No sentido da agilidade, Gularte deve dar sequência às medidas de ganho de eficiência sendo tomadas desde o começo do ano. Quando Molina assumiu como presidente do conselho de administração da BRF no começo de abril, ele deu início a um processo de simplificação da estrutura, visando a reduzir custos e desengessar o dia a dia da companhia, marcado por processos lentos e burocráticos.
Lourival Luz estava tocando essa estratégia e conseguindo fazer ajustes operacionais que trouxeram bons resultados. A decisão de reduzir a oferta de frango, depois de registrar estoques em patamares elevados no primeiro trimestre, levou a um balanço considerado positivo no segundo trimestre.
O destaque do período foi a margem Ebitda ajustada, que cresceu 9,6 pontos percentuais em relação aos primeiros três meses do ano, para 10,6%. Em relação ao segundo trimestre de 2021, a receita líquida aumentou 11,2%, para R$ 13 bilhões, e o Ebitda ajustado cresceu 7,7%, para R$ 1,3 bilhão. Já a última linha do balanço mostrou piora, com o prejuízo crescendo 95%, para R$ 468 milhões, prejudicado pela parte financeira.
Mesmo com Luz tendo resultados para mostrar, Molina sinaliza com a troca que pretende ter alguém de confiança à frente da BRF, depois de realizar uma série de operações no mercado para que a Marfrig tenha uma participação de 33,3% na BRF.

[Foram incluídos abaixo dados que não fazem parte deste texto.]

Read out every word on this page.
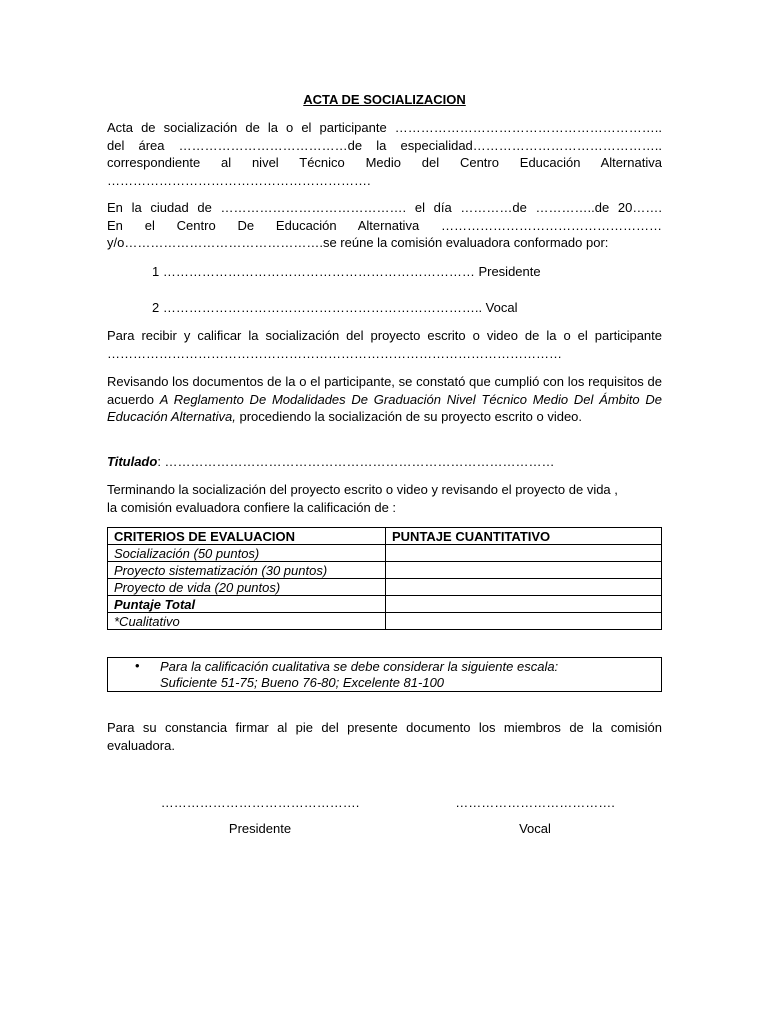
ACTA DE SOCIALIZACION

Acta de socialización de la o el participante ……………………………………………………..

del área …………………………………de la especialidad……………………………………..

correspondiente al nivel Técnico Medio del Centro Educación Alternativa

…………………………………………………….

En la ciudad de ……………………………………. el día …………de …………..de 20…….

En el Centro De Educación Alternativa ……………………………………………

y/o……………………………………….se reúne la comisión evaluadora conformado por:

1 ……………………………………………………………… Presidente
2 ……………………………………………………………….. Vocal

Para recibir y calificar la socialización del proyecto escrito o video de la o el participante

……………………………………………………………………………………………

Revisando los documentos de la o el participante, se constató que cumplió con los requisitos de acuerdo A Reglamento De Modalidades De Graduación Nivel Técnico Medio Del Ámbito De Educación Alternativa, procediendo la socialización de su proyecto escrito o video.

Titulado: ………………………………………………………………………………

Terminando la socialización del proyecto escrito o video y revisando el proyecto de vida ,

la comisión evaluadora confiere la calificación de :

CRITERIOS DE EVALUACION	PUNTAJE CUANTITATIVO
Socialización (50 puntos)	
Proyecto sistematización (30 puntos)	
Proyecto de vida (20 puntos)	
Puntaje Total	
*Cualitativo	
• Para la calificación cualitativa se debe considerar la siguiente escala:
Suficiente 51-75; Bueno 76-80; Excelente 81-100

Para su constancia firmar al pie del presente documento los miembros de la comisión

evaluadora.

……………………………………….	……………………………….
Presidente	Vocal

“Não é que Lourival não esteja entregando, mas agora a BRF tem alguém no comando mais próximo do conselho, checando se tudo que o conselho está tentando implementar está acontecendo”, diz um analista que acompanha a empresa e pediu para não ser identificado.
Com a chegada de Gularte, surgem novamente as especulações sobre uma possível fusão da BRF e Marfrig. Molina não conseguiu unir as duas empresas em 2019, e as operações que realizou no ano passado para aumentar sua participação na processadora de alimentos ressuscitaram o tema no mercado.
Para Alencar, da XP, esta troca de comando não necessariamente é um passo para fusão, principalmente no curto e médio prazo. No longo prazo, uma união pode ocorrer se este mais recente turnaround aproximar a cultura das empresas. “Molina sempre foi vocal ao dizer que o investimento em Marfrig é passivo, mas vemos que não é o caso”, afirma
Por volta das 14h03, as ações da BRF subiam 0,73%, para R$ 16,49. No ano, elas acumulam queda de 26,8%.
Os papéis da Marfrig recuavam 3,35%, para R$ 13,55. No ano, eles registram queda acumulada de 38,6%, levando o valor de mercado a R$ 8,9 bilhões.